Gary Roberts pushed his team back into the lead at 5:58 of the second period, firing a shot from the middle of the left circle that deflected off Gosselin’s stick into the net. It was Roberts’ 27th goal.

Mikko Makela followed with his eighth goal at 15:56 on the power play.

Like Duchesne, he scored at the end of a power play, as time ran out on the penalty.

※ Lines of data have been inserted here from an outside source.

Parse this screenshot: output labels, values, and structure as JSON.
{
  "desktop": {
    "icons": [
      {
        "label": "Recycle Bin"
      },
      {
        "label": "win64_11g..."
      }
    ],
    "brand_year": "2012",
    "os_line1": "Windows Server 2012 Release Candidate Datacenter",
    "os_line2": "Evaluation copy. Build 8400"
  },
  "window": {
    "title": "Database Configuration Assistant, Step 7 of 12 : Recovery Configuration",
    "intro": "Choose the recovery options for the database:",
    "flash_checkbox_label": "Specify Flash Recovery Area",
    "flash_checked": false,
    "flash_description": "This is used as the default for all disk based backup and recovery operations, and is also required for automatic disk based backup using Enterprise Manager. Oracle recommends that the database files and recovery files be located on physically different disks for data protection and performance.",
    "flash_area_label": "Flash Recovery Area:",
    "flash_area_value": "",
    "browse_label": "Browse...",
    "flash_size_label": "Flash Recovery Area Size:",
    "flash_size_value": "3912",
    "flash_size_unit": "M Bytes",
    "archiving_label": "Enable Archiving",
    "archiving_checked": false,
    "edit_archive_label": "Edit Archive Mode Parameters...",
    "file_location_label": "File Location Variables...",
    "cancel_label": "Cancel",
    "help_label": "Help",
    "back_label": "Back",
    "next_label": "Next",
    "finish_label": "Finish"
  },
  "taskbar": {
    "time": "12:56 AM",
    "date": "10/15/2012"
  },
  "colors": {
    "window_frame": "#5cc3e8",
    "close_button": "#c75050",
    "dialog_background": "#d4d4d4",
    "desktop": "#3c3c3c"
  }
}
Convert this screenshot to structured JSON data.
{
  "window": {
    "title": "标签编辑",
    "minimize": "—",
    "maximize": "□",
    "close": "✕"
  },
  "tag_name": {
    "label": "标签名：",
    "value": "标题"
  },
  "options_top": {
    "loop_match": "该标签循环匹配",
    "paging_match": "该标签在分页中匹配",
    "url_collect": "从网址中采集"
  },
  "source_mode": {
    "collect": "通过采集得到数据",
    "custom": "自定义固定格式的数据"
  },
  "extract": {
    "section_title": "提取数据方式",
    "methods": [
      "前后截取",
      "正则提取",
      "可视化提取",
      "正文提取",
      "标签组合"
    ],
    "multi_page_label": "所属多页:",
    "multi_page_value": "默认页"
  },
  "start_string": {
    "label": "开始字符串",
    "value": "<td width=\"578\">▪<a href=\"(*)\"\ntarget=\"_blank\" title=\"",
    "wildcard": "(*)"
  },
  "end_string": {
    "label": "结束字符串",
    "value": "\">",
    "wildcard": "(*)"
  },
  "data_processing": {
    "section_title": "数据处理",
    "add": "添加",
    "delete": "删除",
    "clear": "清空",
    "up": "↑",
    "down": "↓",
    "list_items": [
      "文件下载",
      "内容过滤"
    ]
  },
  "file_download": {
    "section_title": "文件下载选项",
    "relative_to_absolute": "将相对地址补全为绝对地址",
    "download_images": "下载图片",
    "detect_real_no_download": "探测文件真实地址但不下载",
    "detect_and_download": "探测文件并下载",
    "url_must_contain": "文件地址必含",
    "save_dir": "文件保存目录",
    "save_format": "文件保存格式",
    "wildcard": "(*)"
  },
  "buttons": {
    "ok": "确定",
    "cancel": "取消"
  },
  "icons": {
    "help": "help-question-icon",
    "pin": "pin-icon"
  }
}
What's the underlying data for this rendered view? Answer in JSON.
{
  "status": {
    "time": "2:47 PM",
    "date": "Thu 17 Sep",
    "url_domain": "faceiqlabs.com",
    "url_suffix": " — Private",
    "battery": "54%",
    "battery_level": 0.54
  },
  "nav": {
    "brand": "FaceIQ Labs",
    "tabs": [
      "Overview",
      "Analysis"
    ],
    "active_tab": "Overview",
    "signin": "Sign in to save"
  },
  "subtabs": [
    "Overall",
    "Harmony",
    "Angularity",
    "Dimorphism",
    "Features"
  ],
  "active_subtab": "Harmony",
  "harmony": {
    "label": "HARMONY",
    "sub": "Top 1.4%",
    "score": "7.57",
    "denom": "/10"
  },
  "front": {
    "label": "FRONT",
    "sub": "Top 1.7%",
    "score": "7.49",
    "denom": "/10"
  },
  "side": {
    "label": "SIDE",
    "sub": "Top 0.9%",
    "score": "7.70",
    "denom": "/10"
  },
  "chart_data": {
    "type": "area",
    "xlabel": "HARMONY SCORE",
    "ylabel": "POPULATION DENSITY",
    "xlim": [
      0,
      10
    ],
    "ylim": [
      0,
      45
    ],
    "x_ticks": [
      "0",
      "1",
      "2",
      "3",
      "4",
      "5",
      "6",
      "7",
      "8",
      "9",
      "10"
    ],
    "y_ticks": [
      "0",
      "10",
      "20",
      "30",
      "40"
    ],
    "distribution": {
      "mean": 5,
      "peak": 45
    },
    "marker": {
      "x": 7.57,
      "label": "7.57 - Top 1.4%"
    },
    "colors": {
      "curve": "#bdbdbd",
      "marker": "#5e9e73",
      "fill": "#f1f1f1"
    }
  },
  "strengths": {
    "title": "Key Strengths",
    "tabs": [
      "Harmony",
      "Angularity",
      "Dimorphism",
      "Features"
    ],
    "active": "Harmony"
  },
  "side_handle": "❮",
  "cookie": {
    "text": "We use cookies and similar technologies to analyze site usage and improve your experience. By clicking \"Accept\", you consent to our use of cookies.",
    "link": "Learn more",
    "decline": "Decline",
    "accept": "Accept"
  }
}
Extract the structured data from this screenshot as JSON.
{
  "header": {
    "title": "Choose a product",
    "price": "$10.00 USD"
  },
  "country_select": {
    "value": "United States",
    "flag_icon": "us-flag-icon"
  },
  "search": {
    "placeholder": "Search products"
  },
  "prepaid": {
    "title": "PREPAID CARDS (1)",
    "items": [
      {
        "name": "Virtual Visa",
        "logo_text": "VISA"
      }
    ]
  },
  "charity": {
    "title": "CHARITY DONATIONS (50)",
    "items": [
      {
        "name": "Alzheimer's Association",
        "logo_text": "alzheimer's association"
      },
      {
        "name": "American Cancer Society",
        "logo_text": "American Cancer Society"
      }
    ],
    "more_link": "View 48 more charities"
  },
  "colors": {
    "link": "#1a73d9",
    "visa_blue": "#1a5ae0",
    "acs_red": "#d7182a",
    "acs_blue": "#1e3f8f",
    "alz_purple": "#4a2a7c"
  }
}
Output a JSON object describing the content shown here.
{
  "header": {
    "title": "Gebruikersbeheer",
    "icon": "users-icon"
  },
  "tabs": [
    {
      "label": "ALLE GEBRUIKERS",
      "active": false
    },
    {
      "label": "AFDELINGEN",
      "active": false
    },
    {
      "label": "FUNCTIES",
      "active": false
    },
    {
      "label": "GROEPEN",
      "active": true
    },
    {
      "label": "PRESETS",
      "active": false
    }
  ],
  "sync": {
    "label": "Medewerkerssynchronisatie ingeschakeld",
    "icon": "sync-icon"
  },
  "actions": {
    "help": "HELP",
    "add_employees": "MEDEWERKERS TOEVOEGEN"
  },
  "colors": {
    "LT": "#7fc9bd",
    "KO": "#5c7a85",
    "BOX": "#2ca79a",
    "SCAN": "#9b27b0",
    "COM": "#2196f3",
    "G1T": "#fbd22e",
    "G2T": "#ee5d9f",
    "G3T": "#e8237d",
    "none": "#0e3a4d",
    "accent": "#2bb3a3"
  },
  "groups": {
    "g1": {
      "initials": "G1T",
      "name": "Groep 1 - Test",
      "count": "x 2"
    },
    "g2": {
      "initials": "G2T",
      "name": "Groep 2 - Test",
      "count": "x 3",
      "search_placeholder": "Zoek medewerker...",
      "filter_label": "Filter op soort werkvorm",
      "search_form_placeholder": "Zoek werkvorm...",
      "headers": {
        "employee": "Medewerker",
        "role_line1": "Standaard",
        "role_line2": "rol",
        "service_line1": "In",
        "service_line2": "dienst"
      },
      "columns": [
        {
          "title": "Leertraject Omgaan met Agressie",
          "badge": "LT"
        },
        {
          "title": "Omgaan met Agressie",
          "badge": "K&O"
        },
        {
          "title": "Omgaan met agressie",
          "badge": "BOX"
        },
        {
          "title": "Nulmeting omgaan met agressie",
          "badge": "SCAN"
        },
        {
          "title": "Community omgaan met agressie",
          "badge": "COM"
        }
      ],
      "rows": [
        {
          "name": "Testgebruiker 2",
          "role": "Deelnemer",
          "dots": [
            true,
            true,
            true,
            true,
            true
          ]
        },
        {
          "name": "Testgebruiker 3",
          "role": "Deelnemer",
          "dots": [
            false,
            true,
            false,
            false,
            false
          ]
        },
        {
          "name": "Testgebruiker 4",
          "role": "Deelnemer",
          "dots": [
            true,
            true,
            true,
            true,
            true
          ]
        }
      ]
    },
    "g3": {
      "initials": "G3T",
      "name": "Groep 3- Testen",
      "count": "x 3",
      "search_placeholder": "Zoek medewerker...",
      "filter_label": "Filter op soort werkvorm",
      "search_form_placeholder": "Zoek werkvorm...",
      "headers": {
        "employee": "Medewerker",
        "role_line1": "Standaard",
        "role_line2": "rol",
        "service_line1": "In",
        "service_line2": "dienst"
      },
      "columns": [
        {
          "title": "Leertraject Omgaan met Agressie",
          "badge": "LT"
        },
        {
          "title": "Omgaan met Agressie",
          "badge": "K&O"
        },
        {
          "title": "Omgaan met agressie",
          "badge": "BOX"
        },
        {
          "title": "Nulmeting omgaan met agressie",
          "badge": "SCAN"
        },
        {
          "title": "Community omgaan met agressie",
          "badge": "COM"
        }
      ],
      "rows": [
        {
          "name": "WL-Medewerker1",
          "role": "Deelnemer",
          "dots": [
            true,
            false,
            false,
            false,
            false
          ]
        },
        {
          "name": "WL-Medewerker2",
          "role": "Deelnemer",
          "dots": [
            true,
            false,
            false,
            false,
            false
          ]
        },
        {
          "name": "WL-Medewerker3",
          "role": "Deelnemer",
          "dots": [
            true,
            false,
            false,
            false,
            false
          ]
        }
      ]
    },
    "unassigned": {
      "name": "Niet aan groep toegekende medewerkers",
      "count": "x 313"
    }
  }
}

Makela had another problem too. Suter was pulling him to the ice as he skated in from the right side. But Makela managed to push the puck in as he fell.

Advertisement

Joe Mullen gave Calgary a temporary advantage with his 19th goal at 17:14 of the second period.

Then, another comeback.

“You can’t lose confidence in yourself,” Gretzky said. “You’ve got to be believers. I don’t think we ever lost that. These are only two games, but they are two big games.”

King Notes

Some confusion remains over Coach Tom Webster’s ear problem. On Jan. 26, he fell in the shower in his Edmonton hotel room, causing a concussion. But did the fall also cause the ear problem and the accompanying dizziness, or did the dizziness come first, causing the fall? “I don’t know that myself,” said Webster by phone from his Los Angeles home. The answer might provide doctors with a clue as to whether this is a new, perhaps less severe injury caused by the fall, or a recurrence of an old, more serious problem in the same ear. A hole in the inner chamber of the ear had to be surgically repaired in 1986, forcing Webster to resign as head coach of the New York Rangers. It is hoped the two-week rest period prescribed by doctors might be enough for the injury to heal.

The hot rumor in Calgary is a trade that would send defenseman Gary Suter and center Joel Otto to the Philadelphia Flyers for center Ron Sutter and defenseman Jeff Chychrun. . . . Flame defenseman Al MacInnis went on trial Tuesday in Calgary, along with his brother Robert, on assault charges stemming from a brawl outside a downtown bar last summer.